O mais novo dos nove filhos de uma família pobre, Wilhelm Dieterle teve desde cedo de lutar para sobreviver. Começou a atuar em teatros na Alemanha e Suíça ainda na adolescência, até juntar-se a Max Reinhardt na Berlim de 1918. Desde o início da década de 1910, porém, já aparecia em filmes até importantes, como Faust, de F. W. Murnau. A partir de 1923, passou a dirigir os filmes em que atuava, tendo feito uma boa dezena deles. Marlene Dietrich tem papel de destaque no primeiro, Der Mensch am Wege.

Em 1930, Hollywood chamou-o, inicialmente para dirigir e atuar em versões alemãs de filmes estadunidenses, como Moby Dick ou Dämon des Meeres, em que fez o papel de Ahab, interpretado por John Barrymore na versão original. Em seguida, assumiu a forma saxônica de seu nome, William, e subiu um degrau na hierarquia da Warner ao juntar-se ao time principal do estúdio. O primeiro de seus filmes neste novo status foi o elogiado The Last Flight, sobre quatro pilotos que permanecem em Paris após a Primeira Guerra Mundial. Entre filmes de ação, dramas domésticos e dramas sociais, Dieterle foi escalado para dirigir uma série de biografias; uma delas, The Life of Emile Zola, deu-lhe sua única indicação ao Oscar de Melhor Diretor. Trabalhou, depois, na RKO Pictures, MGM, Paramount Pictures etc.

Mesmo não tendo o nome incluído na célebre Lista Negra, Dieterle foi perseguido pelo Macartismo a partir de 1947 por suas ideias liberais. Teve o passaporte cassado em 1951 e passou a ter dificuldades em conseguir bons roteiros. Com a carreira em decadência, foi para a Europa, onde filmou na Alemanha e Itália. De volta aos EUA, dirigiu o desastroso The Confession, que chegou a ser lançado sob três títulos diferentes sem nenhum sucesso.

Segundo críticos e estudiosos do cinema, seus trabalhos mais importantes são: The Last Flight; Her Majesty, Love; Scarlet Dawn (com um forte erotismo típico da era anterior ao Código Hays); Fog Over Frisco; A Midsummer Night's Dream (codirigido pelo velho amigo Max Reinhardt); The Life of Emile Zola; The Hunchback of Notre Dame; All That Money Can Buy (baseado no clássico conto The Devil and Daniel Webster, de Stephen Vincent Benét); Love Letters (quatro indicações ao Oscar) e Portrait of Jennie.

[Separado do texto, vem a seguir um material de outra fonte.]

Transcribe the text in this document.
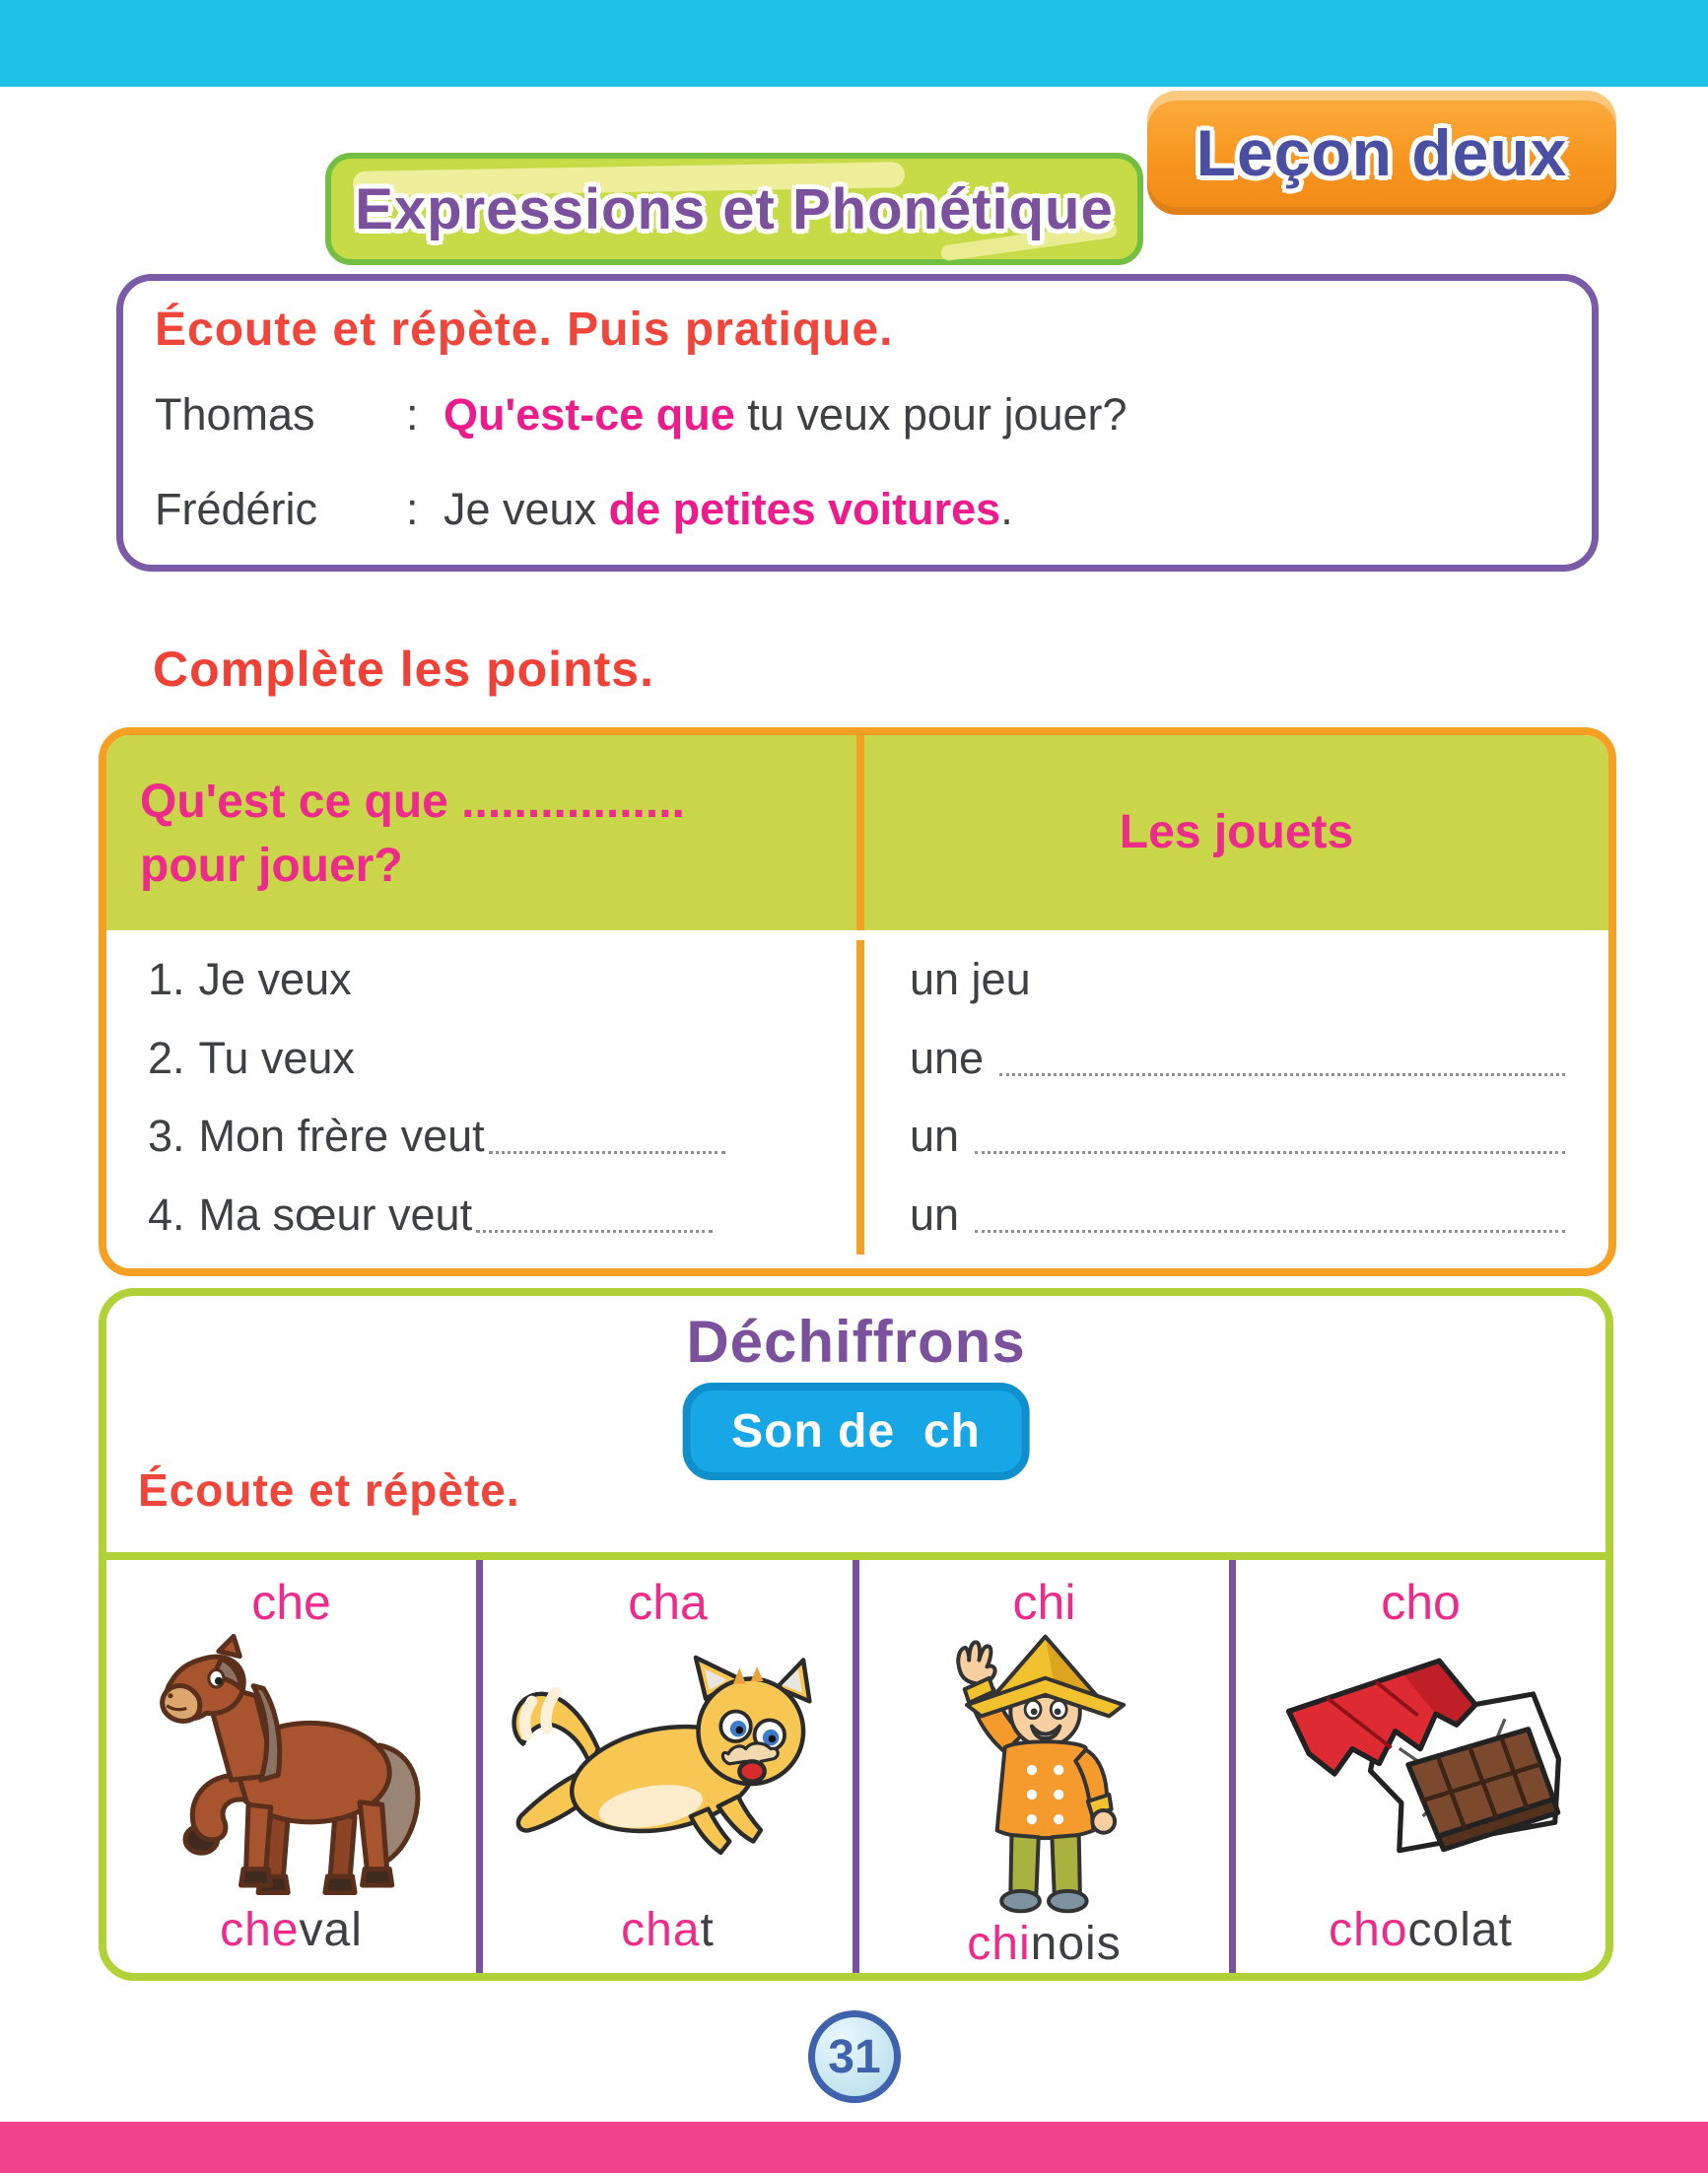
Leçon deux
Expressions et Phonétique
Écoute et répète. Puis pratique.
Thomas	: Qu'est-ce que tu veux pour jouer?
Frédéric	: Je veux de petites voitures.
Complète les points.
Qu'est ce que .................
pour jouer?
Les jouets
1. Je veux	un jeu
2. Tu veux	une
3. Mon frère veut	un
4. Ma sœur veut	un
Déchiffrons
Son de  ch
Écoute et répète.
che
cheval
cha
chat
chi
chinois
cho
chocolat
31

Dieterle casou-se duas vezes, com Elisabeth Daum e depois com Charlotte Hagenbruch. Faleceu aos setenta e nove anos de idade, em 1972. Na década de 1960 dirigiu vários telefilmes em sua terra natal antes de aposentar-se em 1968.

FILHO, Rubens Ewald (2002). Dicionário de Cineastas. São Paulo: Companhia Editora Nacional

FINLER, Joel W., The Movie Directors Story, Nova Iorque: Crescent Books, 1985 (em inglês)

KATZ, Ephraim, The Film Encyclopedia, sexta edição, Nova Iorque: HarperCollins, 2008 (em inglês)

QUINLAN, David The Illustrated Guide to Film Directors, Londres: Batsford, 1983 (em inglês)

William Dieterle no AllRovi (em inglês)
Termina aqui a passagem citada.